For many who play on Project 1999 Green, this one incredibly rare moment is the culmination of 20 years of nostalgia. Two decades ago, this same moment was the first time in a massively multiplayer video game that players decided their own fate—really, the fate of their entire online world. It was one of the first big, scripted events in an MMO ever, with repercussions almost unthinkably dramatic in a game today. Imagine players in WoW or Final Fantasy 14 being able to permanently kill a boss, making their loot forever unobtainable for the rest of their server.
So on Project 1999 Green, polls were taken. Guild members' feathers were de-ruffled. And in the end, Seal Team made its decision: the guild would wake the Sleeper, no matter what anyone else on the server thought.
When the last Warder died, the whole server shook. Kerafyrm woke up and started rampaging through Sleeper's Tomb, killing everything in his path. Seal Team had posted on the forums that anyone who wanted could come to Skyshrine, the home of Lord Yelinak and Kerafyrm's final target, and face the Sleeper in an epic last stand to try to kill the invincible dragon, something that had only been done once before and was itself a legendary piece of MMO history.

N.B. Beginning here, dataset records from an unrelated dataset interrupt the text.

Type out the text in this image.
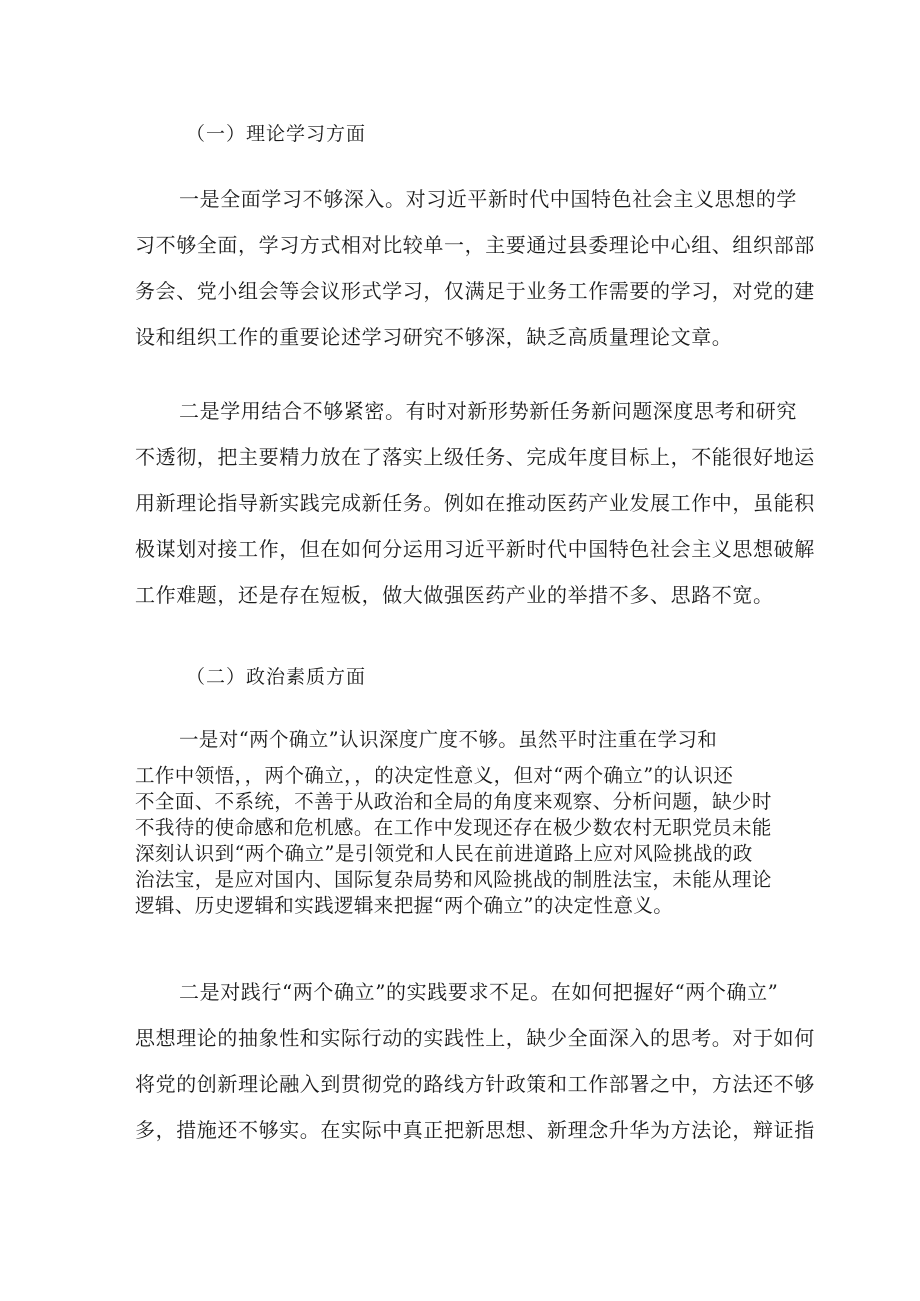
（一）理论学习方面
一是全面学习不够深入。对习近平新时代中国特色社会主义思想的学
习不够全面，学习方式相对比较单一，主要通过县委理论中心组、组织部部
务会、党小组会等会议形式学习，仅满足于业务工作需要的学习，对党的建
设和组织工作的重要论述学习研究不够深，缺乏高质量理论文章。
二是学用结合不够紧密。有时对新形势新任务新问题深度思考和研究
不透彻，把主要精力放在了落实上级任务、完成年度目标上，不能很好地运
用新理论指导新实践完成新任务。例如在推动医药产业发展工作中，虽能积
极谋划对接工作，但在如何分运用习近平新时代中国特色社会主义思想破解
工作难题，还是存在短板，做大做强医药产业的举措不多、思路不宽。
（二）政治素质方面
一是对“两个确立”认识深度广度不够。虽然平时注重在学习和
工作中领悟，，两个确立，，的决定性意义，但对“两个确立”的认识还
不全面、不系统，不善于从政治和全局的角度来观察、分析问题，缺少时
不我待的使命感和危机感。在工作中发现还存在极少数农村无职党员未能
深刻认识到“两个确立”是引领党和人民在前进道路上应对风险挑战的政
治法宝，是应对国内、国际复杂局势和风险挑战的制胜法宝，未能从理论
逻辑、历史逻辑和实践逻辑来把握“两个确立”的决定性意义。
二是对践行“两个确立”的实践要求不足。在如何把握好“两个确立”
思想理论的抽象性和实际行动的实践性上，缺少全面深入的思考。对于如何
将党的创新理论融入到贯彻党的路线方针政策和工作部署之中，方法还不够
多，措施还不够实。在实际中真正把新思想、新理念升华为方法论，辩证指
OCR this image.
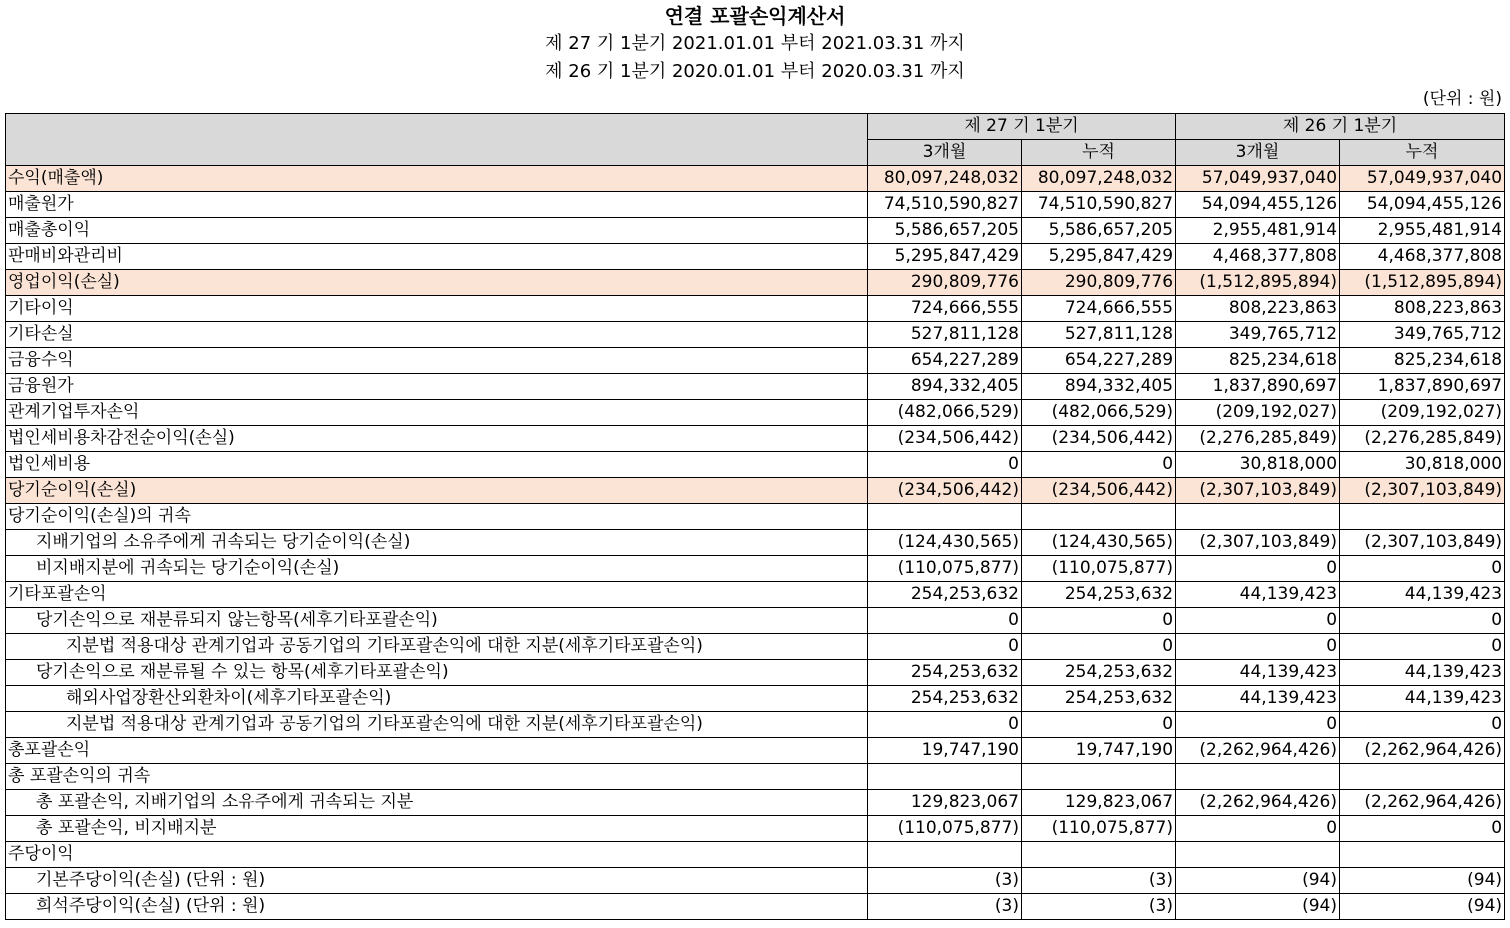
연결 포괄손익계산서
제 27 기 1분기 2021.01.01 부터 2021.03.31 까지
제 26 기 1분기 2020.01.01 부터 2020.03.31 까지
(단위 : 원)
	제 27 기 1분기		제 26 기 1분기	
	3개월	누적	3개월	누적
수익(매출액)	80,097,248,032	80,097,248,032	57,049,937,040	57,049,937,040
매출원가	74,510,590,827	74,510,590,827	54,094,455,126	54,094,455,126
매출총이익	5,586,657,205	5,586,657,205	2,955,481,914	2,955,481,914
판매비와관리비	5,295,847,429	5,295,847,429	4,468,377,808	4,468,377,808
영업이익(손실)	290,809,776	290,809,776	(1,512,895,894)	(1,512,895,894)
기타이익	724,666,555	724,666,555	808,223,863	808,223,863
기타손실	527,811,128	527,811,128	349,765,712	349,765,712
금융수익	654,227,289	654,227,289	825,234,618	825,234,618
금융원가	894,332,405	894,332,405	1,837,890,697	1,837,890,697
관계기업투자손익	(482,066,529)	(482,066,529)	(209,192,027)	(209,192,027)
법인세비용차감전순이익(손실)	(234,506,442)	(234,506,442)	(2,276,285,849)	(2,276,285,849)
법인세비용	0	0	30,818,000	30,818,000
당기순이익(손실)	(234,506,442)	(234,506,442)	(2,307,103,849)	(2,307,103,849)
당기순이익(손실)의 귀속				
지배기업의 소유주에게 귀속되는 당기순이익(손실)	(124,430,565)	(124,430,565)	(2,307,103,849)	(2,307,103,849)
비지배지분에 귀속되는 당기순이익(손실)	(110,075,877)	(110,075,877)	0	0
기타포괄손익	254,253,632	254,253,632	44,139,423	44,139,423
당기손익으로 재분류되지 않는항목(세후기타포괄손익)	0	0	0	0
지분법 적용대상 관계기업과 공동기업의 기타포괄손익에 대한 지분(세후기타포괄손익)	0	0	0	0
당기손익으로 재분류될 수 있는 항목(세후기타포괄손익)	254,253,632	254,253,632	44,139,423	44,139,423
해외사업장환산외환차이(세후기타포괄손익)	254,253,632	254,253,632	44,139,423	44,139,423
지분법 적용대상 관계기업과 공동기업의 기타포괄손익에 대한 지분(세후기타포괄손익)	0	0	0	0
총포괄손익	19,747,190	19,747,190	(2,262,964,426)	(2,262,964,426)
총 포괄손익의 귀속				
총 포괄손익, 지배기업의 소유주에게 귀속되는 지분	129,823,067	129,823,067	(2,262,964,426)	(2,262,964,426)
총 포괄손익, 비지배지분	(110,075,877)	(110,075,877)	0	0
주당이익				
기본주당이익(손실) (단위 : 원)	(3)	(3)	(94)	(94)
희석주당이익(손실) (단위 : 원)	(3)	(3)	(94)	(94)
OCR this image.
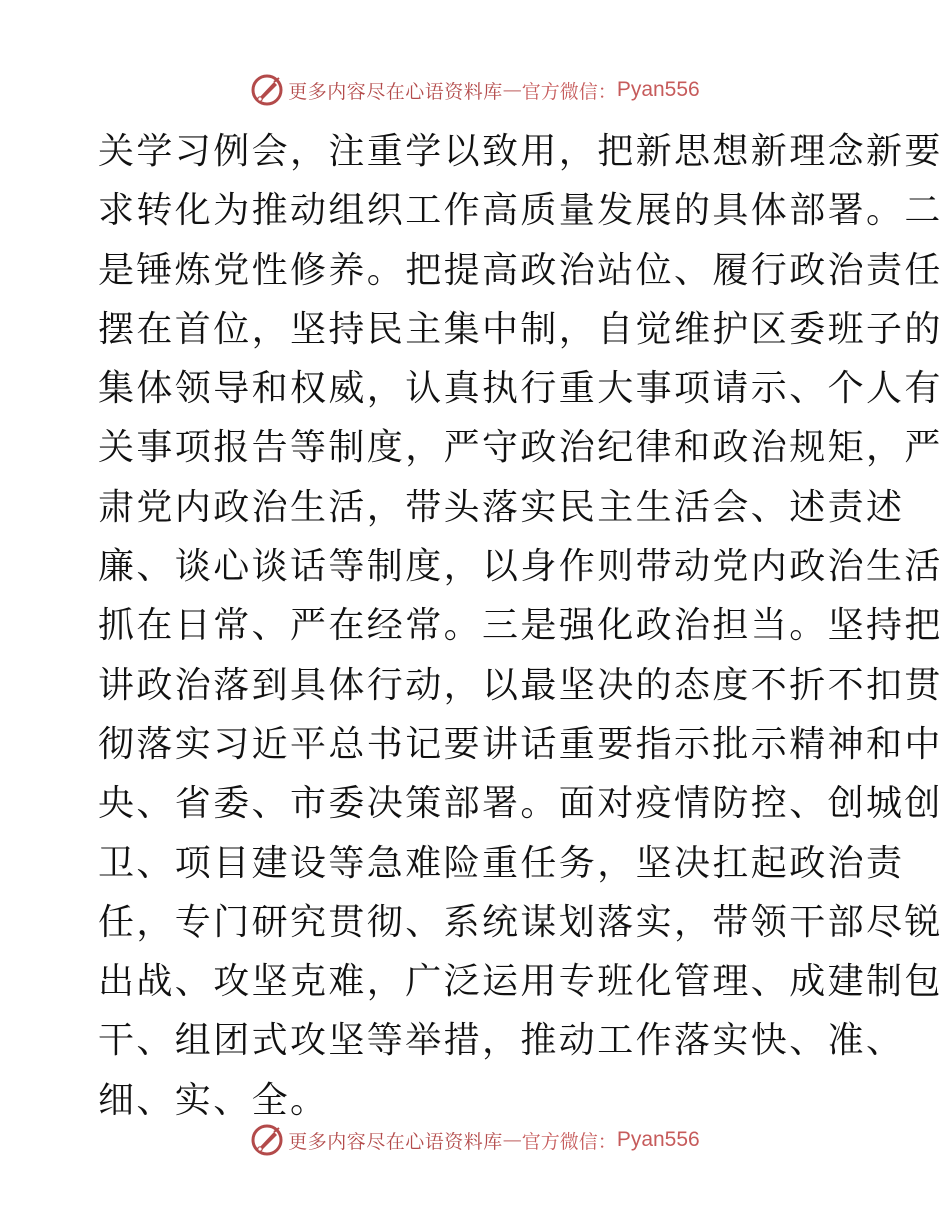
更多内容尽在心语资料库 — 官方微信： Pyan556
关学习例会，注重学以致用，把新思想新理念新要
求转化为推动组织工作高质量发展的具体部署。二
是锤炼党性修养。把提高政治站位、履行政治责任
摆在首位，坚持民主集中制，自觉维护区委班子的
集体领导和权威，认真执行重大事项请示、个人有
关事项报告等制度，严守政治纪律和政治规矩，严
肃党内政治生活，带头落实民主生活会、述责述
廉、谈心谈话等制度，以身作则带动党内政治生活
抓在日常、严在经常。三是强化政治担当。坚持把
讲政治落到具体行动，以最坚决的态度不折不扣贯
彻落实习近平总书记要讲话重要指示批示精神和中
央、省委、市委决策部署。面对疫情防控、创城创
卫、项目建设等急难险重任务，坚决扛起政治责
任，专门研究贯彻、系统谋划落实，带领干部尽锐
出战、攻坚克难，广泛运用专班化管理、成建制包
干、组团式攻坚等举措，推动工作落实快、准、
细、实、全。
更多内容尽在心语资料库 — 官方微信： Pyan556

Hundreds of players from other guilds, furious at Seal Team's actions, killed Yelinak before the battle could begin in earnest. Then Kerafyrm killed everyone and disappeared forever.
Project 1999 Green is now living in the aftermath. Historically, guilds that wake the Sleeper—even dominant ones—tend to fade into obscurity afterward. Something about releasing all that pressure, perhaps. Or feeling like the long journey is finally done. Seal Team's fate has yet to be determined, but one thing is clear. There is no going back.